OREANDA-NEWS. November 19, 2010. The December contract gained USD 1.41 to USD 81.85 after closing lower for four days. Brent crude for January settlement climbed USD 1.77, or 2.1%, to USD 85.05 yesterday.

On Thursday, crude oil rose the most in two weeks as Ireland moved closer to a European Union-led financial bailout, strengthening the euro and boosting commodities. Oil rebounded from a 4-week low as Ireland’s central bank governor said he expects the country to accept financial assistance. Irish Central Bank Governor Patrick Honohan said in an interview yesterday he expects the country to ask the EU and the International Monetary Fund for “tens of billions” of euros to rescue its banks. The dollar fell 0.7% to USD 1.3622 per euro yesterday afternoon in New York, the biggest decline in two weeks. In our opinion the outlook for a solution to the Irish problem is improving, which could mean a stronger euro, a weaker dollar and higher commodities prices, including oil.

OPEC is happy with oil prices above USD 80/bbl, said Mohamed al-Hamli, the oil minister from the United Arab Emirates, while claiming that “there is some sort of stability” with oil at USD 75 to USD 80/bbl.

BNP Paribas raised on Thursday its 2011 forecast for the average US crude oil price to USD 88/bbl, up USD 2 from the bank's previous view, the bank said in a research note.

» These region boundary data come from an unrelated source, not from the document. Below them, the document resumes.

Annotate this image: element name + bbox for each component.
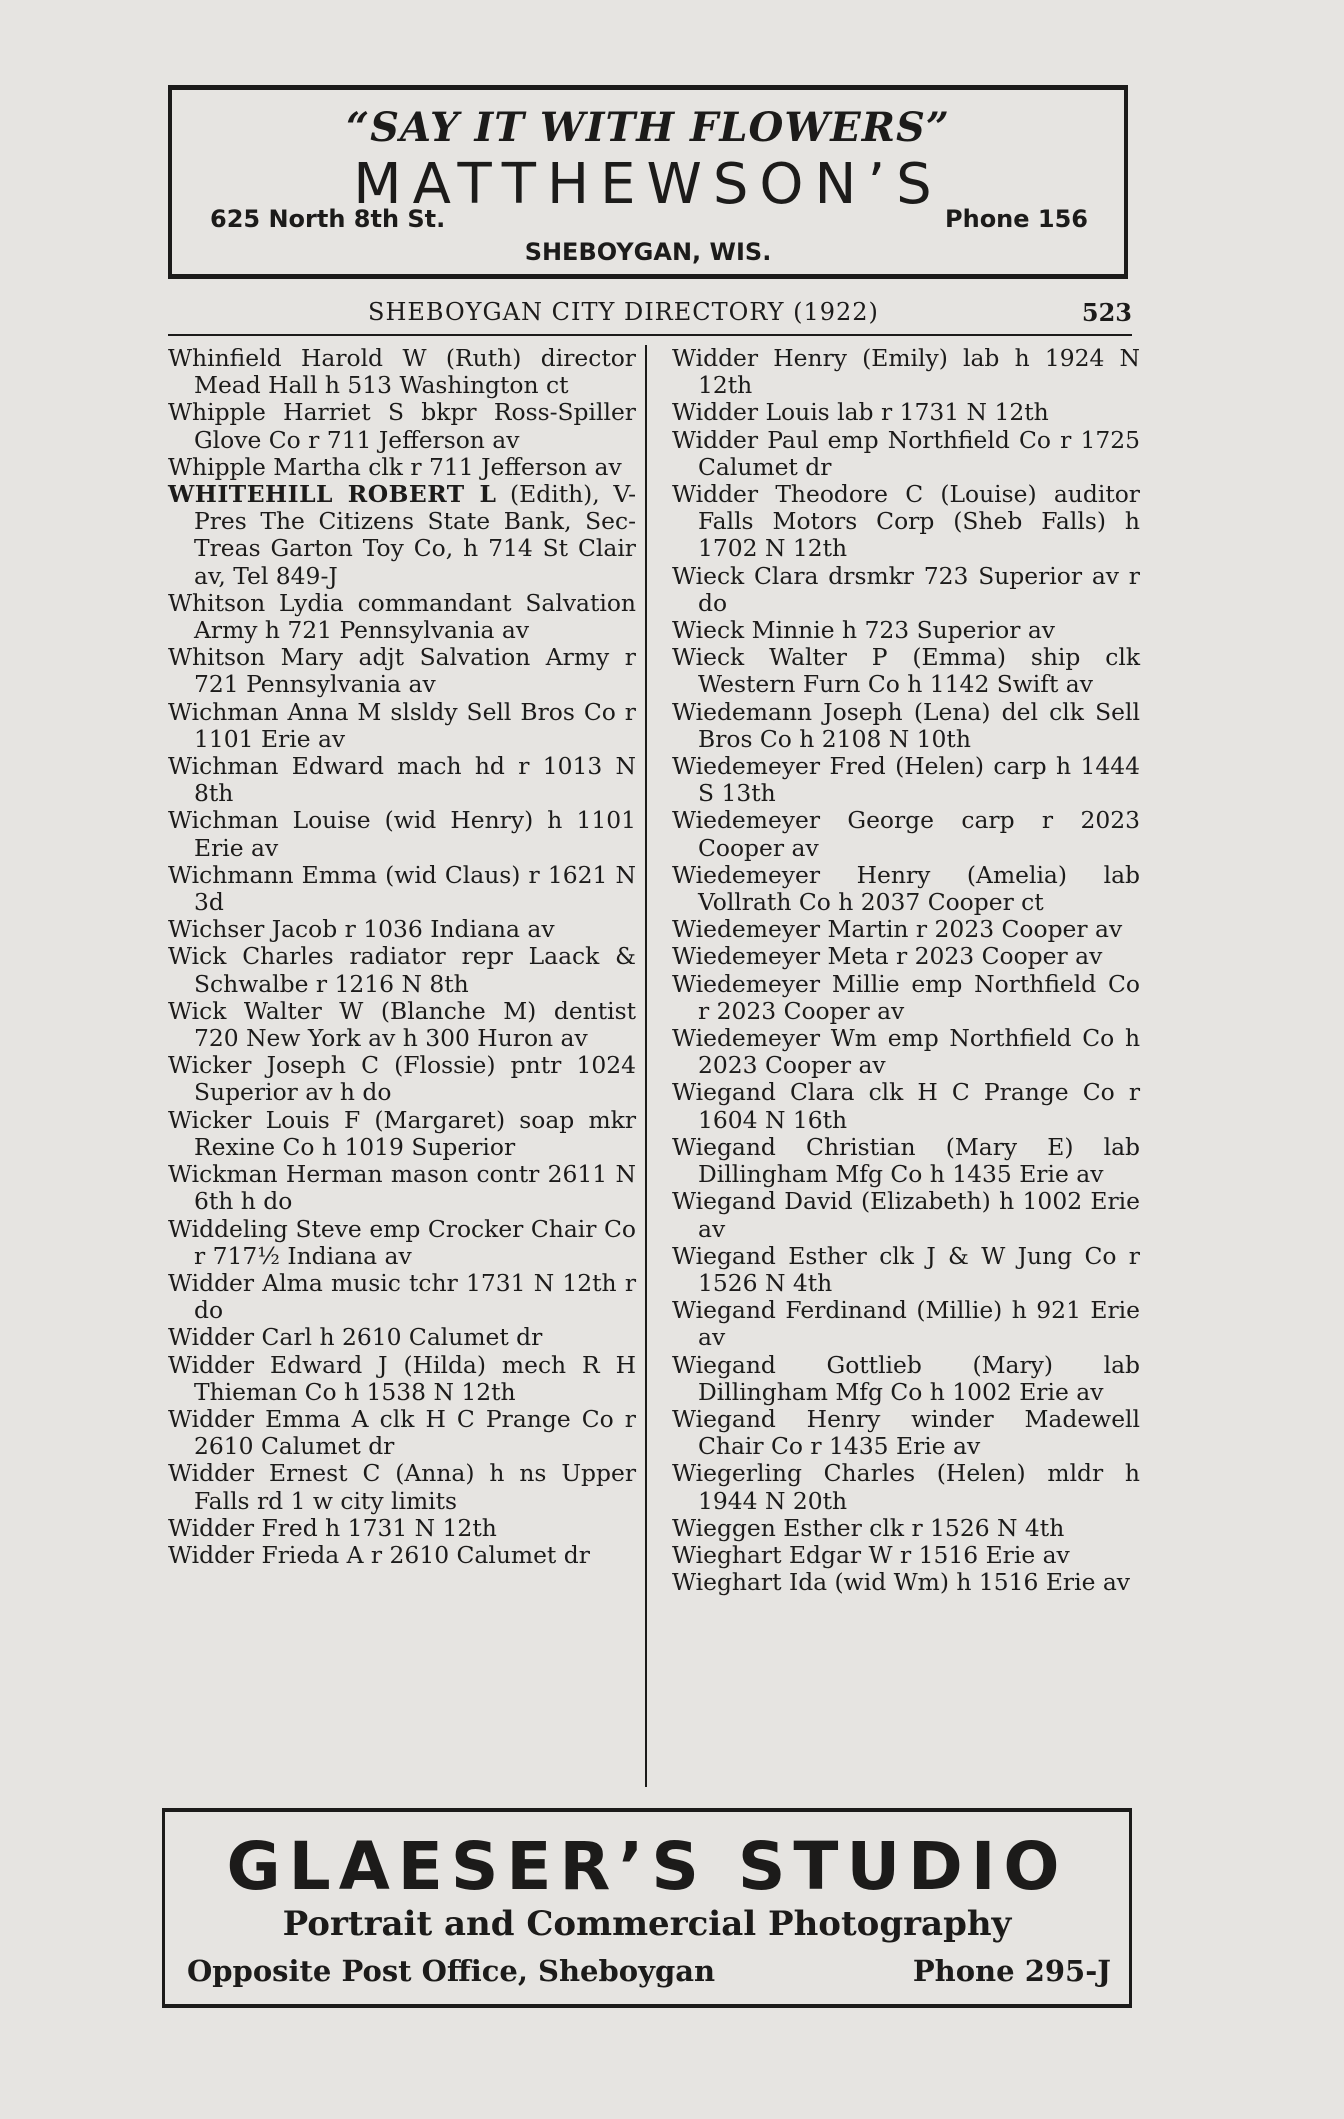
directory-entry <box>168 590 636 644</box>
entry-name: Wiedemeyer George <box>672 806 934 835</box>
entry-name: Whipple Harriet S <box>168 398 404 427</box>
flower-shop-advertisement <box>168 85 1128 279</box>
directory-entry <box>168 943 636 997</box>
entry-name: Wiedemeyer Millie <box>672 969 900 998</box>
entry-name: Wiegerling Charles <box>672 1459 916 1488</box>
directory-entry <box>672 1460 1140 1514</box>
entry-details: (Flossie) pntr 1024 Superior av h do <box>194 1051 636 1107</box>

Moving forward, we expect Ireland to accept a modest debt package from the European Stability Fund with IMF involvement within the next few days. The amount will likely be insufficient to radically improve the country’s debt situation, but will again, as in the case of Greece, probably be enough to prevent extreme market volatility and stabilize the euro, which still means good news for oil as the dollar continues to weaken. All in all, we see Brent and WTI heading back towards the USD 85 mark, with the premium of Brent to NYMEX crude disappearing due to the latter’s improved fundamentals as shown in the recent inventory drawdowns across the board.